Even within industries, the corporate footprint of companies can vary significantly. One company might have operations concentrated in Singapore, while another has more employees in India. One might have customers with aggressive climate goals, while another’s customers are more keenly focused on protection of human rights in its supply chain. One company might have a diverse workforce thanks to a longstanding inclusive culture, while another does not.
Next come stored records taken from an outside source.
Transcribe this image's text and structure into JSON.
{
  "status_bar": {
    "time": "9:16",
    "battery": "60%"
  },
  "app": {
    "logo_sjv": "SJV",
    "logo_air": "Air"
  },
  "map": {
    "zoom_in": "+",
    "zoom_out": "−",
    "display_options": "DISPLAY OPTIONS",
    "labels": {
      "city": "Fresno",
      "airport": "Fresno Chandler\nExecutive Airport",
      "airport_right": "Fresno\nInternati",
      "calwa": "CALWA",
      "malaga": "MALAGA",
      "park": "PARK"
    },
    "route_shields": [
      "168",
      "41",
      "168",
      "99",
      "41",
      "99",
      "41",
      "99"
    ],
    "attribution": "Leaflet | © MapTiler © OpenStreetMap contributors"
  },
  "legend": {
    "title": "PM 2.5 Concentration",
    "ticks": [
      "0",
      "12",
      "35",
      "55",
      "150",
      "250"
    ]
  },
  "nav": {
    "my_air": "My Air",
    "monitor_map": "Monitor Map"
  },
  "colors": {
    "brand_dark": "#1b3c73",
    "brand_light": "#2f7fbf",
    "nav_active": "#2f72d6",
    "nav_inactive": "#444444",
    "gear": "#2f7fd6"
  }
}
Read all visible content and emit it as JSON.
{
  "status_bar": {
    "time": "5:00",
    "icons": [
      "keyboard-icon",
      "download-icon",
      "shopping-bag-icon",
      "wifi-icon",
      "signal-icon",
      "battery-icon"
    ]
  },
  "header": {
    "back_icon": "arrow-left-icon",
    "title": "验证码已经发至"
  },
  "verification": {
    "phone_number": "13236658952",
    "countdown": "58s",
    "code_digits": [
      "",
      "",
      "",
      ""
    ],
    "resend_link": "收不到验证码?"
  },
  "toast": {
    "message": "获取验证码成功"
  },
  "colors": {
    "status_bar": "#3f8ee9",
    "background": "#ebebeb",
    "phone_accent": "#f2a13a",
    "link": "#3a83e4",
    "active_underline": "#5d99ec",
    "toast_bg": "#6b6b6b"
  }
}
These factors and more can suggest wildly different priorities for sustainability, and the best way to cut through that ambiguity is to take a company-specific, data-centric approach to setting sustainability strategy. Materiality assessments, for example, can be more than processes to determine what to include in a GRI-aligned sustainability report—they can be powerful tools for collecting actionable data and building consensus around sustainability. At Western Digital, we conduct regular materiality assessments, and the resulting data forms the foundation of our sustainability strategy. Without direct data from customers, investors, employees, NGOs and more, our strategy could not be so closely tied to the unique footprint of our company. And the last thing any organization needs is a sustainability program that consumes resources without impact or value.

A Continuous Process

Ultimately, operating sustainably requires constant evaluation and adaptation, as the world evolves and we make focused progress. But constant guiding principles, including the sustainability trifecta of impactful targets, credible transparency and data-centric strategy, should guide that change, channeling it in the direction of impact and value. As we marry our passion for sustainability with a methodical approach to program management, we unlock our full potential to do exactly what we’re all working towards:  sustaining people and planet, day after day.